Agriculture - Aide au développement des circuits courts : le Rhône innove

Une étape supplémentaire dans les engagements du gouvernement et une évolution majeure pour le département du Rhône : la première convention sur les circuits courts agricoles a été signée entre l’Etat, le conseil général du Rhône, la chambre d’agriculture du Rhône et l’office public d’aménagement et de construction du Rhône, vendredi 29 octobre. Un partenariat qui favorise l’approvisionnement local en restauration collective et le développement de magasins de produits locaux dans le département. Ainsi, le ministre de l’Alimentation, de l’Agriculture et de la Pêche, Bruno Le Maire, et son homologue en charge de l’Espace rural et de l’Aménagement du territoire, Michel Mercier, en déplacement dans la circonscription, ont pu marquer leur attachement aux circuits courts qu’ils avaient tenu à intégrer dans la loi de modernisation de l’agriculture (voir ci-contre notre article du 6 juillet 2010).
Cette convention répond notamment aux exigences posées par l’article L.230-5 du Code rural qui dispose que "l’Etat se donne pour objectif de recourir, pour l’approvisionnement de ses services de restauration collective, à des produits faisant l’objet de circuits courts de distribution". Ces produits doivent ainsi représenter 15% des commandes en 2010 et 20% en 2012.

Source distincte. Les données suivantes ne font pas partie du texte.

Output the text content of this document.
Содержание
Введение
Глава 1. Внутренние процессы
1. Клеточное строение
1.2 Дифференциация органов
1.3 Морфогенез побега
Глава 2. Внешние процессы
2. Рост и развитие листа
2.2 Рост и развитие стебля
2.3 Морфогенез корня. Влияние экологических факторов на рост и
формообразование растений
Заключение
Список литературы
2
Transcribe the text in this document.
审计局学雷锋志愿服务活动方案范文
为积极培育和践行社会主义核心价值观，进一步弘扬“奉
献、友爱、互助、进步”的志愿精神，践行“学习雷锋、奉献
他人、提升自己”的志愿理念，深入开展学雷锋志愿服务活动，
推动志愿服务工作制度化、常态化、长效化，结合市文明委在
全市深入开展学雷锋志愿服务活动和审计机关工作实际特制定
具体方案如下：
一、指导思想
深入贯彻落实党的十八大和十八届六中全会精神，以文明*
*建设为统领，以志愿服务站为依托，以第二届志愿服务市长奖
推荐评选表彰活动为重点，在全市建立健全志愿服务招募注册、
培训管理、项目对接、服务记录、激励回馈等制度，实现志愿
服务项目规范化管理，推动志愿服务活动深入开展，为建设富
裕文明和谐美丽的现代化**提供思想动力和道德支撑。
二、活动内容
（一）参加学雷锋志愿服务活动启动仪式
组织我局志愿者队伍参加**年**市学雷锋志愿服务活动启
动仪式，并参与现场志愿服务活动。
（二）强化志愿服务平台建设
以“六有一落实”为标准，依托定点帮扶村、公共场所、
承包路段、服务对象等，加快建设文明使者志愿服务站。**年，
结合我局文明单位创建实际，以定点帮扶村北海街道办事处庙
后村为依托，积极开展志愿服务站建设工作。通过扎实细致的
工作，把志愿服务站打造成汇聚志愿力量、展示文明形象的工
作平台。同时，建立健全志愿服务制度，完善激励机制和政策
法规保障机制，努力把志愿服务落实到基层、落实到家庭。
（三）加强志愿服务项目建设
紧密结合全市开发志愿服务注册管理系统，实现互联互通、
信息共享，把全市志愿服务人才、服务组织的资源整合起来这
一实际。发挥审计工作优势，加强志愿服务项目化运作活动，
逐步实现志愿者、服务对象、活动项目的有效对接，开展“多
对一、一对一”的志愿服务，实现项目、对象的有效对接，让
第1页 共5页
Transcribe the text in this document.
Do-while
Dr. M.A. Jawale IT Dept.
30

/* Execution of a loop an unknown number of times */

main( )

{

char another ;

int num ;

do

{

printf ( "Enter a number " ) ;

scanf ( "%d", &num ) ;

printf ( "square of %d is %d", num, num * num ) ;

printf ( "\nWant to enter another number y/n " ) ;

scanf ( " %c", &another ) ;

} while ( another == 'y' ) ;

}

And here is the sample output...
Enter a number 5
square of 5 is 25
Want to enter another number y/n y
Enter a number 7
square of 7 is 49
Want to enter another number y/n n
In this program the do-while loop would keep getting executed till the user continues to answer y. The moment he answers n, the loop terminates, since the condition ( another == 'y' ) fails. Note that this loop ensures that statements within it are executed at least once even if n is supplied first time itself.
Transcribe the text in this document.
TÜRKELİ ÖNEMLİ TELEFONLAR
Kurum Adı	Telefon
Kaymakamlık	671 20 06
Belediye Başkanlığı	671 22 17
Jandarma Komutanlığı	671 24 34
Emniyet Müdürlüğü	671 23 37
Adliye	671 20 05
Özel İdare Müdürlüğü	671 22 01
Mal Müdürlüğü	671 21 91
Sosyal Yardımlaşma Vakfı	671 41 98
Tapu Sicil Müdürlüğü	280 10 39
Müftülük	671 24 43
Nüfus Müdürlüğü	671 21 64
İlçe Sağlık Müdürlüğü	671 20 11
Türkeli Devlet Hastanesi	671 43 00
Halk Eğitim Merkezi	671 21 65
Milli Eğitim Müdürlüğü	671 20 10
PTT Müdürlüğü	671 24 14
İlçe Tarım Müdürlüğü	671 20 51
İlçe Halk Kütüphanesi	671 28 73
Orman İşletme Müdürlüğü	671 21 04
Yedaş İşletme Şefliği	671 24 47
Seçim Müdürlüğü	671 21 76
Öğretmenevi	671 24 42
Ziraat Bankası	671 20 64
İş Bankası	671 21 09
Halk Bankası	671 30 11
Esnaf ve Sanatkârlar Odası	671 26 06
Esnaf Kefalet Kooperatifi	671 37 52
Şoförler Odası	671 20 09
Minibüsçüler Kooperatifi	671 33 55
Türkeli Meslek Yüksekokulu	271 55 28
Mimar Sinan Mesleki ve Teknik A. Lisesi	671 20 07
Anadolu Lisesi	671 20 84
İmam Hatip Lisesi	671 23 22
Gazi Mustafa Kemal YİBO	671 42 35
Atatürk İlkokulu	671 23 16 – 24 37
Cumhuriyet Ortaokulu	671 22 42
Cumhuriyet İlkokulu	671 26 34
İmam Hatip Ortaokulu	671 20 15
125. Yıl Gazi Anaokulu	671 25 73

Un décret d'ici la fin de l'année

Dans le Rhône, département présidé par Michel Mercier, 920 repas par jour sont servis dans les collèges et le lycée de Thizy depuis la rentrée scolaire 2010. En 2011, l’expérience sera étendue à neuf autres collèges volontaires. Mais si Didier Chassagne, directeur de la chambre d’agriculture du Rhône, est fier d’être "largement au-dessus de la moyenne nationale" en matière de circuits courts, il confie que "la volonté politique [était] nécessaire pour accélérer le mouvement" et rappelle qu'aujourd'hui, "les collectivités passent par des appels d’offres qui n’intègrent pas les critères des circuits courts mais qui se basent uniquement sur le mieux-disant". "Nous attendons donc le décret de Michel Mercier à la fin de l’année pour changer les choses", précise Didier Chassagne.
Cette convention devrait redonner de l’air aux agriculteurs du Rhône, comme le souligne le directeur de sa chambre d’agriculture : "Avec la mondialisation, les agriculteurs n’ont plus la main sur ces marchés. Grâce à la valorisation des circuits courts et à ce type de convention, on se redonne les moyens du prix équitable. Nous aidons d’ailleurs les agriculteurs à fixer des prix raisonnables pour les collectivités mais qui leur permettent une vraie rémunération."
Aucun chiffre ne permet actuellement d’étayer cet attrait pour les circuits courts. Seule donnée statistique fournie par le réseau rural français : "En 2000, la vente directe concernait 15% des exploitations professionnelles". Il faut désormais attendre le prochain recensement agricole (publié en 2011) pour chiffrer précisément le phénomène. Mais dans certaines régions comme la Bretagne, l’ampleur de l’offre en circuits courts ne fait aucun doute. La fédération régionale des Civam (centres d’initiatives pour valoriser l’agriculture) a dénombré 102 initiatives collectives (paniers de producteurs, points de vente collectifs, restauration collective) en 2009, alors qu’il n’y en avait que 21 en 2005. Ainsi, l’agglomération de Rennes affiche un chiffre d’affaires annuel en circuits courts de l’ordre de 12 à 20 millions d’euros et emploie jusqu’à 445 personnes dans le secteur. Le département du Rhône entend donc bien, lui aussi, profiter de cet engouement des consommateurs qui prônent la proximité. Reste seulement à s’organiser, comme le souligne Didier Chassagne, car "du côté de la production agricole, il y a un énorme travail logistique pour s’unir et pouvoir proposer une offre complète".